Cela doit être la vertu de base de tout dirigeant.

Et Joseph va prouver, par la suite, de façon éclatante qu’il avait véritablement intériorisé cette notion, et cela aux périodes d’abondance comme à celles de famine.

Dans toutes les situations, il se soucie du bien-être de ses frères comme de celui de toute l’humanité.

On peut le constater encore au moment de sa jeunesse :

«Passant son enfance avec les fils de Bilha et ceux de Zilpa, épouses de son père» (Genèse 37 ; 2).

Rachi explique ces mots comme signifiant que Joseph voyait que ses frères considéraient avec dédain les enfants des servantes Bilha et Zilpa. Devant ce mépris, et comprenant la souffrance de ses demi-frères, Joseph se rapprocha d’eux et les soutint, lui qui était le préféré de son père.

Le Sabba de Kelm conclue son raisonnement en expliquant que si Yaakov, Moïse et David furent tous des bergers, ce n’est pas par hasard.

Ces grands hommes, prédestinés à être les dirigeants d’Israël, ont cherché ainsi un véritable apprentissage de la mida de nossé béol im ‘havéro.

Si des hommes de leur stature se sont abaissés à être de simples bergers, ce n’est encore pas par hasard : s’éduquer à être attentif aux besoins les plus élémentaires des animaux va les préparer au véritable « nossé béol» à l’égard de leurs frères humains.

Le troupeau de D.ieu

Le Midrach explique cette idée de façon très explicite :

« L’Eternel examine le juste» (Psaumes 11 ; 5). Dans quel contexte D.ieu éprouve-t-il le futur roi David ?
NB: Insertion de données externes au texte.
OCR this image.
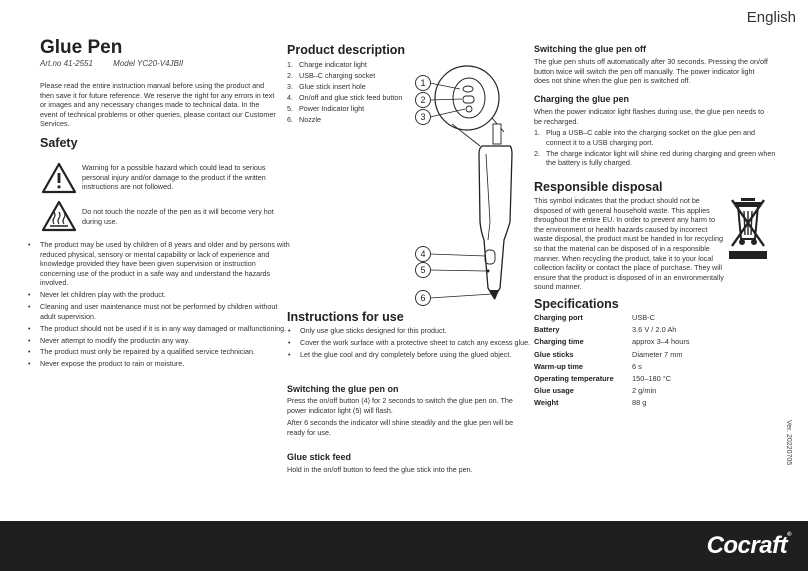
English
Glue Pen
Art.no 41-2551	Model YC20-V4JBII
Please read the entire instruction manual before using the product and then save it for future reference. We reserve the right for any errors in text or images and any necessary changes made to technical data. In the event of technical problems or other queries, please contact our Customer Services.
Safety
Warning for a possible hazard which could lead to serious personal injury and/or damage to the product if the written instructions are not followed.
Do not touch the nozzle of the pen as it will become very hot during use.
• The product may be used by children of 8 years and older and by persons with reduced physical, sensory or mental capability or lack of experience and knowledge provided they have been given supervision or instruction concerning use of the product in a safe way and understand the hazards involved.
• Never let children play with the product.
• Cleaning and user maintenance must not be performed by children without adult supervision.
• The product should not be used if it is in any way damaged or malfunctioning.
• Never attempt to modify the productin any way.
• The product must only be repaired by a qualified service technician.
• Never expose the product to rain or moisture.
Product description
1. Charge indicator light
2. USB–C charging socket
3. Glue stick insert hole
4. On/off and glue stick feed button
5. Power Indicator light
6. Nozzle
1
2
3
4
5
6
Instructions for use
• Only use glue sticks designed for this product.
• Cover the work surface with a protective sheet to catch any excess glue.
• Let the glue cool and dry completely before using the glued object.
Switching the glue pen on
Press the on/off button (4) for 2 seconds to switch the glue pen on. The power indicator light (5) will flash.
After 6 seconds the indicator will shine steadily and the glue pen will be ready for use.
Glue stick feed
Hold in the on/off button to feed the glue stick into the pen.
Switching the glue pen off
The glue pen shuts off automatically after 30 seconds. Pressing the on/off button twice will switch the pen off manually. The power indicator light does not shine when the glue pen is switched off.
Charging the glue pen
When the power indicator light flashes during use, the glue pen needs to be recharged.
1. Plug a USB–C cable into the charging socket on the glue pen and connect it to a USB charging port.
2. The charge indicator light will shine red during charging and green when the battery is fully charged.
Responsible disposal
This symbol indicates that the product should not be disposed of with general household waste. This applies throughout the entire EU. In order to prevent any harm to the environment or health hazards caused by incorrect waste disposal, the product must be handed in for recycling so that the material can be disposed of in a responsible manner. When recycling the product, take it to your local collection facility or contact the place of purchase. They will ensure that the product is disposed of in an environmentally sound manner.
Specifications
Charging port	USB-C
Battery	3.6 V / 2.0 Ah
Charging time	approx 3–4 hours
Glue sticks	Diameter 7 mm
Warm-up time	6 s
Operating temperature	150–180 °C
Glue usage	2 g/min
Weight	88 g
Ver. 20220705
Cocraft®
Justement dans le pâturage, avec le troupeau. D.ieu a examiné David, et il s’est avéré être un bon berger. Comment ?

Il faisait paître d’abord les plus jeunes bêtes, qui avaient ainsi l’herbe tendre. Venait ensuite le tour des bêtes les plus âgées, qui broutaient l’herbe normale. Enfin, les bêtes les plus fortes pouvaient se nourrir de l’herbe dure.

D.ieu dit : « Celui qui sait faire paître le troupeau, chacun selon ses forces, qu’il vienne être le berger de mon peuple. »
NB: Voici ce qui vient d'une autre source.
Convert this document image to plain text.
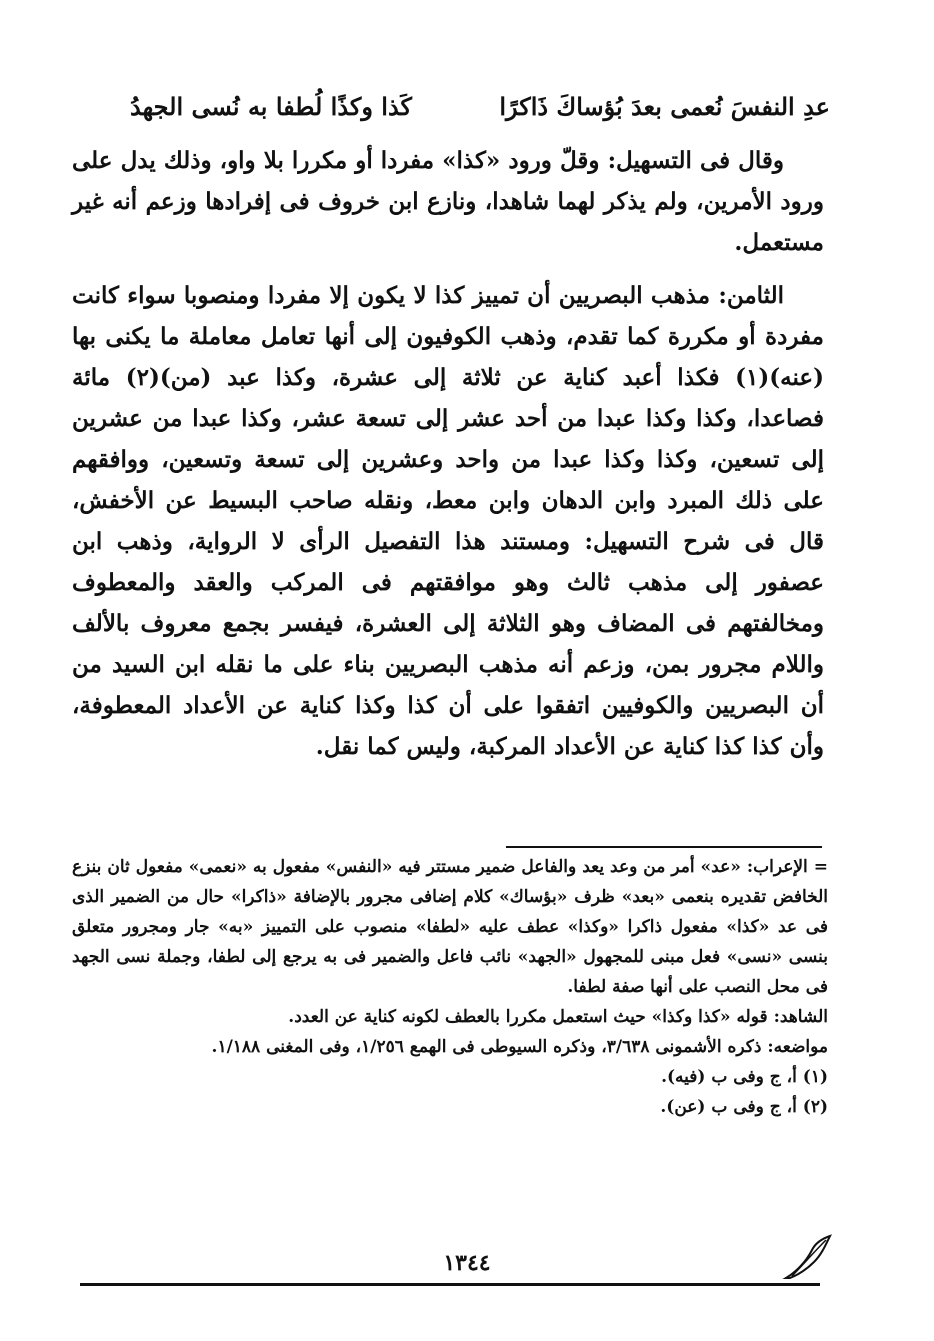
عدِ النفسَ نُعمى بعدَ بُؤساكَ ذَاكرًا
كَذا وكذًا لُطفا به نُسى الجهدُ

وقال فى التسهيل: وقلّ ورود «كذا» مفردا أو مكررا بلا واو، وذلك يدل على ورود الأمرين، ولم يذكر لهما شاهدا، ونازع ابن خروف فى إفرادها وزعم أنه غير مستعمل.

الثامن: مذهب البصريين أن تمييز كذا لا يكون إلا مفردا ومنصوبا سواء كانت مفردة أو مكررة كما تقدم، وذهب الكوفيون إلى أنها تعامل معاملة ما يكنى بها (عنه)(١) فكذا أعبد كناية عن ثلاثة إلى عشرة، وكذا عبد (من)(٢) مائة فصاعدا، وكذا وكذا عبدا من أحد عشر إلى تسعة عشر، وكذا عبدا من عشرين إلى تسعين، وكذا وكذا عبدا من واحد وعشرين إلى تسعة وتسعين، ووافقهم على ذلك المبرد وابن الدهان وابن معط، ونقله صاحب البسيط عن الأخفش، قال فى شرح التسهيل: ومستند هذا التفصيل الرأى لا الرواية، وذهب ابن عصفور إلى مذهب ثالث وهو موافقتهم فى المركب والعقد والمعطوف ومخالفتهم فى المضاف وهو الثلاثة إلى العشرة، فيفسر بجمع معروف بالألف واللام مجرور بمن، وزعم أنه مذهب البصريين بناء على ما نقله ابن السيد من أن البصريين والكوفيين اتفقوا على أن كذا وكذا كناية عن الأعداد المعطوفة، وأن كذا كذا كناية عن الأعداد المركبة، وليس كما نقل.

= الإعراب: «عد» أمر من وعد يعد والفاعل ضمير مستتر فيه «النفس» مفعول به «نعمى» مفعول ثان بنزع الخافض تقديره بنعمى «بعد» ظرف «بؤساك» كلام إضافى مجرور بالإضافة «ذاكرا» حال من الضمير الذى فى عد «كذا» مفعول ذاكرا «وكذا» عطف عليه «لطفا» منصوب على التمييز «به» جار ومجرور متعلق بنسى «نسى» فعل مبنى للمجهول «الجهد» نائب فاعل والضمير فى به يرجع إلى لطفا، وجملة نسى الجهد فى محل النصب على أنها صفة لطفا.

الشاهد: قوله «كذا وكذا» حيث استعمل مكررا بالعطف لكونه كناية عن العدد.

مواضعه: ذكره الأشمونى ٣/٦٣٨، وذكره السيوطى فى الهمع ١/٢٥٦، وفى المغنى ١/١٨٨.

(١) أ، ج وفى ب (فيه).

(٢) أ، ج وفى ب (عن).

١٣٤٤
Moïse a lui aussi été examiné par D.ieu dans le pâturage.

Nos maîtres racontent : alors que Moïse faisait paître le troupeau de Jéthro dans le désert, une petite brebis s’échappa. Moïse la poursuivit et la vit s’arrêter à une flaque d’eau pour y boire.

Lorsque Moïse la rattrapa, il lui dit : « J’ignorais que tu avais couru parce que tu avais soif. A présent, tu dois certainement être fatiguée. » Et Moïse prit la brebis sur l’épaule pour la ramener parmi le troupeau.
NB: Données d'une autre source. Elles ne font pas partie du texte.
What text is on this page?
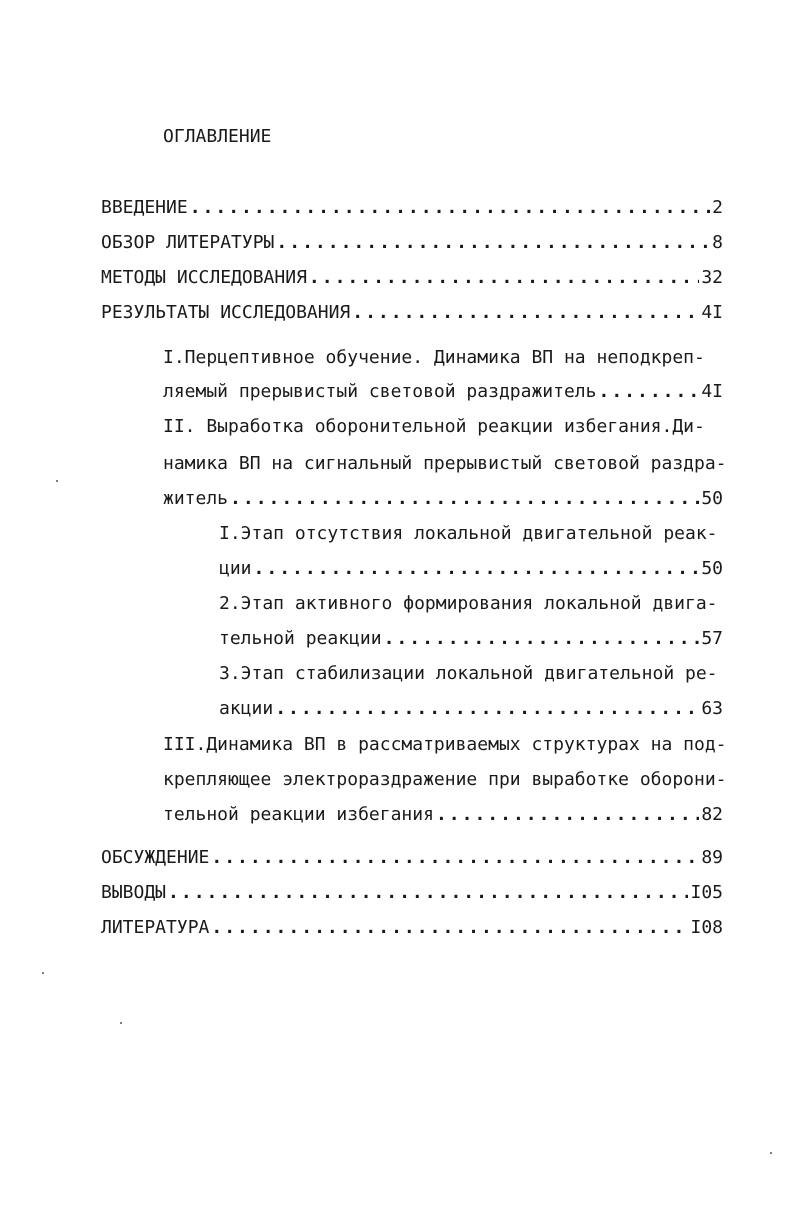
ОГЛАВЛЕНИЕ
ВВЕДЕНИЕ .....	2
ОБЗОР ЛИТЕРАТУРЫ .....	8
МЕТОДЫ ИССЛЕДОВАНИЯ .....	32
РЕЗУЛЬТАТЫ ИССЛЕДОВАНИЯ .....	4I
I.Перцептивное обучение. Динамика ВП на неподкреп-
ляемый прерывистый световой раздражитель .....	4I
II. Выработка оборонительной реакции избегания.Ди-
намика ВП на сигнальный прерывистый световой раздра-
житель .....	50
I.Этап отсутствия локальной двигательной реак-
ции .....	50
2.Этап активного формирования локальной двига-
тельной реакции .....	57
3.Этап стабилизации локальной двигательной ре-
акции .....	63
III.Динамика ВП в рассматриваемых структурах на под-
крепляющее электрораздражение при выработке оборони-
тельной реакции избегания .....	82
ОБСУЖДЕНИЕ .....	89
ВЫВОДЫ .....	I05
ЛИТЕРАТУРА .....	I08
D.ieu dit : « Si tu as pitié lorsque tu dirige des animaux, c’est toi qui mérite d’être le berger de Mon troupeau, celui d’Israël. » (Chemot Rabba 2 ; 2)

Un dernier texte du Midrach couronne les paroles du Sabba de Kelm.

« Que la bénédiction soit sur celui qui nourrit les autres : il s’agit de Joseph le tsadik qui a nourri l’humanité toute entière pendant les années de disette, et c’est lui qui s’est conduit comme un berger qui dirige son troupeau vers les meilleurs pâturages.

David exprime cette idée dans les Psaumes :

«Pasteur d’Israël, prête l’oreille, Toi qui mène Joseph comme un troupeau» (80 ; 2).

Le Midrach explique différemment ce verset :

Lorsqu’il y eut la famine à l’époque de David, ce dernier supplia D.ieu : ‘Maître de ce monde, dirige ton troupeau comme Joseph qui s’est soucié de toute l’humanité et l’a nourrie pendant la période de disette.’ » (Yalkout Chimoni chapitre 42).

D.ieu est sollicité pour être comme Joseph ! Quel niveau extraordinaire a dû atteindre Joseph comme berger !

Ces enseignements nous concernent directement. Aujourd’hui, dans un monde qui s’est fixé comme objectif la poursuite du confort et des facilités matérielles, l’égoïsme se développe à une ampleur effrayante.

La thora, dans la paracha de cette semaine, nous dévoile la véritable clé de l’élévation morale.

Le concept de

Nossé béol im ‘havéro

, et tout ce qu’il implique, nous permet de lutter activement contre notre propre égoïsme, et de trouver les chemins pour ressentir les souffrances et les besoins de l’autre.